MANHASSET, N.Y. With wireless technologies seemingly multiplying faster than microbes in a petri dish, the consumer electronics industry is desperate for a viable approach that will help it meet time-to-market deadlines for the expected launch of wireless delivery of audio and video content to the home by next Christmas. But designers face a kaleidoscope of options-from Wi-Fi and IEEE 802.15.3 to ultrawideband, 802.11n and others-for the wireless distribution mechanism.
In an effort to streamline the decision process, the Consumer Electronics Association (CEA) has initiated a two-phase project that, in its first phase, is developing a comparative listing of all wireless technologies. "These will be based on accumulated data [that has been] pushed as claims but not verified," said Virginia Williams, director of engineering at the Technology and Standards group of the CEA's Home Networking division. "Phase two will be the generation of methods to evaluate the technologies through quantitative measurements, where we will start saying how measurements will be made, so that vendors are comparing apples to apples."
Phase one has already begun, and those results will be presented in late March at the Communications Design Conference (www.commdesignconference.com).

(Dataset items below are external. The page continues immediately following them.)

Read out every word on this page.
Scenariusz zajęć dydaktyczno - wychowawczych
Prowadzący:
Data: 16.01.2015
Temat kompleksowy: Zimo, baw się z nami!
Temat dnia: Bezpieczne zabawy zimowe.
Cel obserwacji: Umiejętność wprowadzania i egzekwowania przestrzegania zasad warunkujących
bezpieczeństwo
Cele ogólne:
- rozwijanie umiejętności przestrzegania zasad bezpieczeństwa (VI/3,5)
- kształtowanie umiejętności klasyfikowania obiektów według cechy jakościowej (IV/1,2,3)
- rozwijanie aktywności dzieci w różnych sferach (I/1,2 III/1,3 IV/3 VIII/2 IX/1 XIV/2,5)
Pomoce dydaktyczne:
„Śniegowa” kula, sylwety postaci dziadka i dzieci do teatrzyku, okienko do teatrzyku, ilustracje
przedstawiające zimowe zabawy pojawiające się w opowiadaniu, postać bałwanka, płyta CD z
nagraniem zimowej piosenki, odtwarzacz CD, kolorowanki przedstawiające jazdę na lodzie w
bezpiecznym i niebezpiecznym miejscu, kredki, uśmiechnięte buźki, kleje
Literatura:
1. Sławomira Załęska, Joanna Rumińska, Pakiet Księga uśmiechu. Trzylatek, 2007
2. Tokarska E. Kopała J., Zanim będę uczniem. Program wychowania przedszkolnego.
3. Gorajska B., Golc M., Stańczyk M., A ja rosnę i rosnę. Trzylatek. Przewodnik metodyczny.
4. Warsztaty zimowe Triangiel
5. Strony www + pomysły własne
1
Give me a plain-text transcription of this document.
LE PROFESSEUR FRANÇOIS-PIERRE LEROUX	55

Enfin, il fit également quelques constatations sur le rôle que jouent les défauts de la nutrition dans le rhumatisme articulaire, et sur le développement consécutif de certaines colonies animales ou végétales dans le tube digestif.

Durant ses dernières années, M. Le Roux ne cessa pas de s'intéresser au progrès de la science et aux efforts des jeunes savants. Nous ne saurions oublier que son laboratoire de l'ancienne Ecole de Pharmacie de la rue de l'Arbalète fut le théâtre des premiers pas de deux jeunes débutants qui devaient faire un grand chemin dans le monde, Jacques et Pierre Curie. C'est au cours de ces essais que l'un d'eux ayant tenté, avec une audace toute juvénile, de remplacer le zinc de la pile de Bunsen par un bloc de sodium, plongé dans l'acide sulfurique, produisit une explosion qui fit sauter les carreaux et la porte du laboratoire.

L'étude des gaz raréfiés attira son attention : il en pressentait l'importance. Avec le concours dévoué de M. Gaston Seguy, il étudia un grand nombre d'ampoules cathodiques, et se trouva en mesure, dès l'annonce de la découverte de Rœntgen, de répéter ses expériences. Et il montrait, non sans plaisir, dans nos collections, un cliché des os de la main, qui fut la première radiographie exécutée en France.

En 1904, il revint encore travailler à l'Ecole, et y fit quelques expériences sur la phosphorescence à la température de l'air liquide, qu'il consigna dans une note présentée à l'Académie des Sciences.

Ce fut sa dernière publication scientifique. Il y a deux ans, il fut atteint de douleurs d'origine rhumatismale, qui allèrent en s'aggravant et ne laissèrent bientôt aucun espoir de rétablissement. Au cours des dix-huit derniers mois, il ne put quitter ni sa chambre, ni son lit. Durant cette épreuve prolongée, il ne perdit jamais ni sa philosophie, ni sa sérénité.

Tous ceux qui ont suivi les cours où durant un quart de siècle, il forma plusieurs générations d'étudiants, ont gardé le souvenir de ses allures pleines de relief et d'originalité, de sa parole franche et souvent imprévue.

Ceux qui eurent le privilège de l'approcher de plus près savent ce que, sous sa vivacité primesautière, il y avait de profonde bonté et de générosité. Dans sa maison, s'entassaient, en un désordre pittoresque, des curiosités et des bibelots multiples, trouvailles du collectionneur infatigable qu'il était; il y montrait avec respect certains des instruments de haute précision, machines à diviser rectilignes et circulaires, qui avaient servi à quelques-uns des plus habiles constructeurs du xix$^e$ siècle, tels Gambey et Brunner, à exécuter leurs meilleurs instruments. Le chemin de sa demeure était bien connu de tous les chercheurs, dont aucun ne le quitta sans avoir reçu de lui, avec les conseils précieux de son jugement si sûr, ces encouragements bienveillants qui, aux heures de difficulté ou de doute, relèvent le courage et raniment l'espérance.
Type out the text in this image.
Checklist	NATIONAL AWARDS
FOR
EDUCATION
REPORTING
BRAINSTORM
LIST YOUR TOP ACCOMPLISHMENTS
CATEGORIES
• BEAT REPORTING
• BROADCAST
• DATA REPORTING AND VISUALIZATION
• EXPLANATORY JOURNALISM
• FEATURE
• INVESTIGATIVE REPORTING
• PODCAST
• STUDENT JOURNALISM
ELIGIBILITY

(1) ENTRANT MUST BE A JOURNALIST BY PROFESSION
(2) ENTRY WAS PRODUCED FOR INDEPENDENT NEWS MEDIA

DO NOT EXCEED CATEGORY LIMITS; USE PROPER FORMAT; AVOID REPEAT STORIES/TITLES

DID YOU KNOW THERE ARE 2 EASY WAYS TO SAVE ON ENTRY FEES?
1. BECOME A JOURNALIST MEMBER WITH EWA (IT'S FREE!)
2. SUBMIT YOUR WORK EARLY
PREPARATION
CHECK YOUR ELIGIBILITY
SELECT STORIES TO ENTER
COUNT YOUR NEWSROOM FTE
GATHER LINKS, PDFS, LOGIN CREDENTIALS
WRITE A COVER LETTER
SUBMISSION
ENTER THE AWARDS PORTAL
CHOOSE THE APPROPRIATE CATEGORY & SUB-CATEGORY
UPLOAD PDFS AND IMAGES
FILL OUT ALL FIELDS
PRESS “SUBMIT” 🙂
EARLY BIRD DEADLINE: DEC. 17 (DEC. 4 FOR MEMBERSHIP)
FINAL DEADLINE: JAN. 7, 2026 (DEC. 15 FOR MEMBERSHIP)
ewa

Williams didn't know exactly when phase two would begin but said she expects the project to be completed by year's end.
Companies offering various distribution alternatives are all jockeying for position in a wirelessly networked environment where multiple channels of streaming high-definition TV, delivered at rates of up to 20 Mbits/second, will converge and compete for bandwidth with lower-rate voice telephony, MP3 audio and data access. They will each battle possible interference from such items as cordless phones, Bluetooth devices and microwave ovens, while avoiding mutual interference.
Complicating matters for engineers with a black-and-white mentality is the propensity among the approaches' proponents to continually morph the capabilities and descriptions of their respective technologies to encompass an ever-widening range of applications-a process that blurs the very differentiators consumers rely on to make a choice. The accelerating traction of wired distribution mechanisms such as the HomePlug Powerline Alliance's approach, which will reach 170 Mbits/s, adds to the indecision, as do advances in compression schemes that are rapidly reducing bandwidth and performance requirements.
Factor in obfuscation and wireless vendors' oft-exaggerated claims of performance, cost, interoperability and predicted availability, and synaptic paralysis looms for designers. Hence the need for standard evaluation methods of the type in the works at the CEA.
Bird in hand
Ever-present time-to-market pressures make currently available IEEE 802.11 options attractive. Of the three defined physical layers (PHYs), only 802.11g and .11a are serious contenders, because of their support for 54-Mbit/s data rates, compared with .11b's 11 Mbits/s. The .11g variant operates in the 2.45-GHz band and so may have greater range than .11a for a given output power and data rate. But .11a's 5-GHz band is cleaner and has 24 available 20-MHz channels, for a 480-MHz total, while .11g has only three 20-MHz channels.